The blood tests cost around £25 per patient, and are currently used to confirm the disease in patients with obvious symptoms.
Researchers found that certain tests could help detect the disease before symptoms develop.
Up to 50% of people who have a sudden cardiac death die without being diagnosed with heart disease.
Scientists said that in the early stages of heart disease, there is low-level damage to the heart but no symptoms.
It is hoped that if people with low-level heart damage were identified before they developed symptoms, they could be given treatments to prevent future events such as a heart attack or sudden cardiac death
The researchers looked at 300 people with high blood pressure or cholesterol and tested their blood for two molecules released by the heart when damaged or under stress, called high sensitivity troponin and B-type natriuretic peptide.

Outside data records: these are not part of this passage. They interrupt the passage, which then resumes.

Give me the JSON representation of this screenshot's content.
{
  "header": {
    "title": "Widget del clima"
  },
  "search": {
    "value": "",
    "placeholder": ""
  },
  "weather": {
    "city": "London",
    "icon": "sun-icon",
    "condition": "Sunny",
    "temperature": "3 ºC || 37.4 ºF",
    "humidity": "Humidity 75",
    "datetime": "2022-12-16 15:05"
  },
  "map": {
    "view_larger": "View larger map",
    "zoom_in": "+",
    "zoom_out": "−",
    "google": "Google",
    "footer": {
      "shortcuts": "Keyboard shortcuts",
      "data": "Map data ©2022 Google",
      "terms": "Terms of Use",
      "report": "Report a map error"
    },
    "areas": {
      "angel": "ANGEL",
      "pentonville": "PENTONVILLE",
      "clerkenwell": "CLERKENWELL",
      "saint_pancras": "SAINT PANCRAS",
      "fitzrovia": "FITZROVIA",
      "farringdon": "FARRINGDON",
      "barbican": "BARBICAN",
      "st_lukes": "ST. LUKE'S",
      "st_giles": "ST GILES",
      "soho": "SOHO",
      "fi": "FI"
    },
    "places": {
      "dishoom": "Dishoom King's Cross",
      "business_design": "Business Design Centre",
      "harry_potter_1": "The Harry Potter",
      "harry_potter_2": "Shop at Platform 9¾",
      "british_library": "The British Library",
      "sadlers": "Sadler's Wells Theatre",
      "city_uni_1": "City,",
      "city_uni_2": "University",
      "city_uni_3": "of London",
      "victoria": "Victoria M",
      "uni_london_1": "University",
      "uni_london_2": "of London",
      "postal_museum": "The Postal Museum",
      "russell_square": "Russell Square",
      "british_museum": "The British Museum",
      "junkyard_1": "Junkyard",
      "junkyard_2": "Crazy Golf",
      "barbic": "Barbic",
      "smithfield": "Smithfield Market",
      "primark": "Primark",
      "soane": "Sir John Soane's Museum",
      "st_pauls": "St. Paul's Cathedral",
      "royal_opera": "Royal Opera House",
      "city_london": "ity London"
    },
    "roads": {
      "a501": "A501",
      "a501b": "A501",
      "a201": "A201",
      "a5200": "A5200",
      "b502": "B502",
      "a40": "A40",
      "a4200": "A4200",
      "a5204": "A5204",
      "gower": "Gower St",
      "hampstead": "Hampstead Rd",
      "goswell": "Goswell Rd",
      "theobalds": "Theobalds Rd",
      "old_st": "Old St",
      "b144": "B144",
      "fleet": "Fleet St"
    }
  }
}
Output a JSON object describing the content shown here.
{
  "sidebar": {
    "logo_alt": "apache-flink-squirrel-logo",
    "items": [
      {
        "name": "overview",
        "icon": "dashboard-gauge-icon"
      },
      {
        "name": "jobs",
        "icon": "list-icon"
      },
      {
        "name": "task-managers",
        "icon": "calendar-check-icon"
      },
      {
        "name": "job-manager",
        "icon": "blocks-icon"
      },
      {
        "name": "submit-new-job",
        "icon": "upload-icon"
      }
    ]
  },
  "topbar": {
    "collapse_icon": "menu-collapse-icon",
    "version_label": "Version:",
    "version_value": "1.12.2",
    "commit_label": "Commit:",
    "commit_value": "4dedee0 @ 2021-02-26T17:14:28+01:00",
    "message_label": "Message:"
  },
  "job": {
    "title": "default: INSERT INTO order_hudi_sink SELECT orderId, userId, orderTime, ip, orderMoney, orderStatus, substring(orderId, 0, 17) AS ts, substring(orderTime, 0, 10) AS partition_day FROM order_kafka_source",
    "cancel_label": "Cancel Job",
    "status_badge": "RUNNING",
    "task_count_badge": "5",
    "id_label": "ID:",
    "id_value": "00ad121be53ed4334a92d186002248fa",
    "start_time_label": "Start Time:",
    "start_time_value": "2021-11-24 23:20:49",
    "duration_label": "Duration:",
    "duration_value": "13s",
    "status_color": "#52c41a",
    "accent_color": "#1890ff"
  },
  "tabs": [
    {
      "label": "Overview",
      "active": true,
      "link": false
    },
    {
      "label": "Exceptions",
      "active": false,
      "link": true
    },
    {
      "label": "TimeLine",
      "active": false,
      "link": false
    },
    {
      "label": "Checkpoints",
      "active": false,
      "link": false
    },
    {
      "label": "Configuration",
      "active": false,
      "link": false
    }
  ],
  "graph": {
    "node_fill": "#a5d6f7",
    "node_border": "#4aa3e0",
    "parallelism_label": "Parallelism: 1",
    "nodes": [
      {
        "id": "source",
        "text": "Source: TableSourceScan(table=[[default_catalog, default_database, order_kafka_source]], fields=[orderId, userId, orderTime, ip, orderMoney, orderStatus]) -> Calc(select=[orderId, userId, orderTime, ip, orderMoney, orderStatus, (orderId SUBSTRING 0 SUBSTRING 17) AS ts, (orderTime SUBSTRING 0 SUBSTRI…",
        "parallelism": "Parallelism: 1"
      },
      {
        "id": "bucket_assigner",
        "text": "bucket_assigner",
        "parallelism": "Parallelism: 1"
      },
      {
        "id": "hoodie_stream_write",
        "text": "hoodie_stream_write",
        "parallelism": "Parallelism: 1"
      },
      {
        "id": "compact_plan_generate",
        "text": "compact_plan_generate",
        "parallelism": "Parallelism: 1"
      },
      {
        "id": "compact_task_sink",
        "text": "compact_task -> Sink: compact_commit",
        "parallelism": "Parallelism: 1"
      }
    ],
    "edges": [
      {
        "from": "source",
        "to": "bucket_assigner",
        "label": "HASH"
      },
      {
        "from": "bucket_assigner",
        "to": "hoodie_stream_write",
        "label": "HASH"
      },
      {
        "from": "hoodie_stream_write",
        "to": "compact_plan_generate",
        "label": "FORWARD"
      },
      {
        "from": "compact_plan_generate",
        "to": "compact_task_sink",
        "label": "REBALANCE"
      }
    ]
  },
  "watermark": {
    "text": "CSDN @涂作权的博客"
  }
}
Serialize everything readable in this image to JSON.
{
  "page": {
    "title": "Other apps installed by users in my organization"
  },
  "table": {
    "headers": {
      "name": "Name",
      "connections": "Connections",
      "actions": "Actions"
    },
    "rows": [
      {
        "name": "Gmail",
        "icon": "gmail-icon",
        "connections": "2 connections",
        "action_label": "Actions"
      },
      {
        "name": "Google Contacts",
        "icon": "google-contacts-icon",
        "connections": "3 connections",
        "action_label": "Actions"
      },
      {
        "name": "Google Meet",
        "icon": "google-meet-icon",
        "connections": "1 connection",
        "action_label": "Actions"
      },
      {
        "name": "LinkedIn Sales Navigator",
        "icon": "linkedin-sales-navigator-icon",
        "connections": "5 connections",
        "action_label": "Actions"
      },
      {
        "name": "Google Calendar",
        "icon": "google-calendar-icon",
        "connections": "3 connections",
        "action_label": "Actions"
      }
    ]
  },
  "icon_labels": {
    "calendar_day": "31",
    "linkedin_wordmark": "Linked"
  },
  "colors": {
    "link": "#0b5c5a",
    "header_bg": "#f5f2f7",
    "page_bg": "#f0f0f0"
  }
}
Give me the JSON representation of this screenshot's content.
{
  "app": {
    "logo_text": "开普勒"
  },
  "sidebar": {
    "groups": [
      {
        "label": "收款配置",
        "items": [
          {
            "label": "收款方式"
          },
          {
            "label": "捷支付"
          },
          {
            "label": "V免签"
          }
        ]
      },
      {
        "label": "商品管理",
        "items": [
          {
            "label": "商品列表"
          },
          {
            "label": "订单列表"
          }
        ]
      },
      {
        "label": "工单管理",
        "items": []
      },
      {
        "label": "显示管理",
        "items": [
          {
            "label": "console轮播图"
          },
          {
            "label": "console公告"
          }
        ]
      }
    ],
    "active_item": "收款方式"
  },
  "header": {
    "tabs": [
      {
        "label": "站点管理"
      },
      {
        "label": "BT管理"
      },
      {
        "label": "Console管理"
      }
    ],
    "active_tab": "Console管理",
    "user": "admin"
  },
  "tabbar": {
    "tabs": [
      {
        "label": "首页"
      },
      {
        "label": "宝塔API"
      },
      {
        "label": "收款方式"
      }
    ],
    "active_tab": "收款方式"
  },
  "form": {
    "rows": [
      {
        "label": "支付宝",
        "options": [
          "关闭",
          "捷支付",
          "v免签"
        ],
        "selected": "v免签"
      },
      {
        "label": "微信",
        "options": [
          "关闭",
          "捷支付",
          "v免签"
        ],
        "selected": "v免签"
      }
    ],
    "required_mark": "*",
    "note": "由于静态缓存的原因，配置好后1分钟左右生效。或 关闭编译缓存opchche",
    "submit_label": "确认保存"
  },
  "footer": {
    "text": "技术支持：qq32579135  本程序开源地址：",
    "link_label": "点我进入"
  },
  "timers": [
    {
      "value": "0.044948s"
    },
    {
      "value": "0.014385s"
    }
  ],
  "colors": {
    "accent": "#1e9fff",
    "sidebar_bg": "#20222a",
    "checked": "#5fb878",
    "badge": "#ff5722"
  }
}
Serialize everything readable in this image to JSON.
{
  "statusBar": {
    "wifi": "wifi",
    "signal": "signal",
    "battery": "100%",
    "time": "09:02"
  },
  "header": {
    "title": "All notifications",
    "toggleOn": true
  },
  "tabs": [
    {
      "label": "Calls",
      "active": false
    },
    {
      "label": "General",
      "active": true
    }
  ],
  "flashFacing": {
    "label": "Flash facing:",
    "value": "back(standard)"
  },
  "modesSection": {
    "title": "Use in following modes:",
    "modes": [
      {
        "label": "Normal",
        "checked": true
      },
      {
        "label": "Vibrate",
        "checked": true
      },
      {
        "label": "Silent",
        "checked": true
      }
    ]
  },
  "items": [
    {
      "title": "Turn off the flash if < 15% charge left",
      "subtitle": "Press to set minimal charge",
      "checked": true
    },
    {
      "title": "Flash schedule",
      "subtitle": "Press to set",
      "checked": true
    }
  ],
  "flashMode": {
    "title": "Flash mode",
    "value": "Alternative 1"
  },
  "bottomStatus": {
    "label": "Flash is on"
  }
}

Both tests are currently used in the diagnosis of more obvious, developed heart disease.
Of the 300 participants in the study, 102 turned out to have silent heart disease.
The researchers confirmed that patients with positive blood tests actually had silent heart disease by carrying out heart scans in all 300 patients.
The next step for the Dundee researchers is to calculate which patients could benefit most from the tests.
Professor Allan Struthers, head of cardiovascular and diabetes medicine at the university, who led the study, said: "Many people think of heart disease as something that happens suddenly, but the truth is that it often develops over years, or even decades.
"Yet despite being the UK's single biggest killer, the first sign someone has heart disease is often severe chest pain or sudden death".
He said they hoped it could one day lead to screening for presymptomatic heart disease.
Professor Peter Weissberg, Medical Director at the British Heart Foundation, which funded the study, said: "The study shows that a blood test, coupled with a simple heart scan, may be able to identify these early signs of heart disease.
"The next steps will be to confirm how reliable the tests are, and show that early treatment of people who test positive can improve their outlook.
"This research is an important step in the right direction."